A receita líquida consolidada somou R$ 2,57 bilhões entre outubro e dezembro, recuo de 3,6% na comparação anual, refletindo principalmente menores volumes no Brasil, impactados pelo custo elevado do crédito. No acumulado de 2025, porém, a companhia registrou receita de R$ 9,06 bilhões, crescimento de 5,4% frente a 2024.
A produção total no trimestre foi de 3.803 unidades, queda de 1,7% na base anual. No Brasil, a produção atingiu 3.186 unidades, com retração de 2,4%, enquanto as operações no exterior cresceram 2,7%, totalizando 617 unidades.
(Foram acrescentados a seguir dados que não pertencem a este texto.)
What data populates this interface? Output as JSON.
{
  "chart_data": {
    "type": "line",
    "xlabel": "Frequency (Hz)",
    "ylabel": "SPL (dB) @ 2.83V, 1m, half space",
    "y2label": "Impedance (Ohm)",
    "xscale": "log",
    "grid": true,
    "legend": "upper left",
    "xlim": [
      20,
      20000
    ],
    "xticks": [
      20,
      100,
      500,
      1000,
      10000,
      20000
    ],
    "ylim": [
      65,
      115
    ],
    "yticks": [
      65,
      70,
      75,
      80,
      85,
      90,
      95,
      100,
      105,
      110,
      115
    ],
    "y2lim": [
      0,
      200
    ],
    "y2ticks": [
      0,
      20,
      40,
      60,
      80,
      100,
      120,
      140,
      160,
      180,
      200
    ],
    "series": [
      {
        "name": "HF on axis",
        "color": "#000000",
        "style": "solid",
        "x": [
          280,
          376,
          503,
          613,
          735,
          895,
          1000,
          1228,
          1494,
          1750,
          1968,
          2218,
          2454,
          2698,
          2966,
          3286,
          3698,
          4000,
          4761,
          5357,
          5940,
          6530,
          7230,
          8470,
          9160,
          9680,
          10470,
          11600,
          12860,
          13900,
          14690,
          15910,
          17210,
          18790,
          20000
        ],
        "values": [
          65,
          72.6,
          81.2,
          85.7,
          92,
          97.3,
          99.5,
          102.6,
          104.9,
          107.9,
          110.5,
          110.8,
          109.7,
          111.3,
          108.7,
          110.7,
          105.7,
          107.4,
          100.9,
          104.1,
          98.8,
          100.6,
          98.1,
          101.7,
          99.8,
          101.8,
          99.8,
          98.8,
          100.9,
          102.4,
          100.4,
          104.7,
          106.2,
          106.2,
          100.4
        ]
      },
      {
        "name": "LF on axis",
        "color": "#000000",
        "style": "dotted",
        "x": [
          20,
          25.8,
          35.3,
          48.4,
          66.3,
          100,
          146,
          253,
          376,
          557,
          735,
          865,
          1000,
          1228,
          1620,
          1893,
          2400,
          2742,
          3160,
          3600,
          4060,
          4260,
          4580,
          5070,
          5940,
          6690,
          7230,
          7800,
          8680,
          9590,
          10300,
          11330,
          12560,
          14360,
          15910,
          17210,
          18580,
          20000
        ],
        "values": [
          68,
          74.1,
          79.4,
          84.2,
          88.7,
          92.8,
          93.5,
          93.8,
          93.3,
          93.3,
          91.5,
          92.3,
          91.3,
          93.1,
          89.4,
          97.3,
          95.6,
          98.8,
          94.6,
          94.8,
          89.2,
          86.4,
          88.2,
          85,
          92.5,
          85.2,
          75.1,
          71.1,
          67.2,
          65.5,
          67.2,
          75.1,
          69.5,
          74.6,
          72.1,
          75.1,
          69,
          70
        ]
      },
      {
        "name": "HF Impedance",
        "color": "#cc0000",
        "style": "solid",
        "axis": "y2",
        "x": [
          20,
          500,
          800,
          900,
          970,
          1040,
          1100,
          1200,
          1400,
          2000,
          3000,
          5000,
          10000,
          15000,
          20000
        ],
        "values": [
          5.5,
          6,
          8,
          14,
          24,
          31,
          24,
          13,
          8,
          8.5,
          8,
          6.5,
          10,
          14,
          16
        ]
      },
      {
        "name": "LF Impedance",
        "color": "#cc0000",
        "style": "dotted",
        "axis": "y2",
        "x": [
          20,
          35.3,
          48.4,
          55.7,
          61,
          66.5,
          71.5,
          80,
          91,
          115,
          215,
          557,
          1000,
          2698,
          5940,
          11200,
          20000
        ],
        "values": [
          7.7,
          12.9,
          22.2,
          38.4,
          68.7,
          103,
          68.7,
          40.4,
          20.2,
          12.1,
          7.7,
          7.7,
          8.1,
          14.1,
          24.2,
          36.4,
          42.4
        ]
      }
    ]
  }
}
O desempenho internacional contribuiu para compensar parcialmente a desaceleração do mercado interno.
O EBITDA no quarto trimestre foi de R$ 426 milhões, com margem de 16,6%, abaixo dos 17,3% registrados no mesmo período do ano anterior. O resultado foi impactado por um efeito não recorrente de R$ 62 milhões relacionado à coligada canadense NFI. Desconsiderando esse fator, o EBITDA ajustado teria alcançado R$ 488 milhões, com margem de 19%. Já o lucro bruto somou R$ 668,1 milhões, com margem de 26%, superior à do quarto trimestre de 2024.
Ao final de dezembro, o endividamento financeiro líquido era de R$ 1,48 bilhão. Desse total, R$ 281,9 milhões referem-se ao segmento industrial, equivalente a 0,2 vez o EBITDA dos últimos 12 meses, enquanto o restante está vinculado às operações do Banco Moneo. A geração de caixa operacional no trimestre foi de R$ 847 milhões, e o caixa totalizou R$ 2,22 bilhões ao fim do período.
Para 2026, a companhia projeta recuperação gradual dos volumes no mercado interno, especialmente a partir do segundo semestre, condicionada a um cenário de redução das taxas de juros. No exterior, a expectativa é de manutenção do bom desempenho, com destaque para as operações na Austrália e melhora gradual nos resultados da coligada canadense.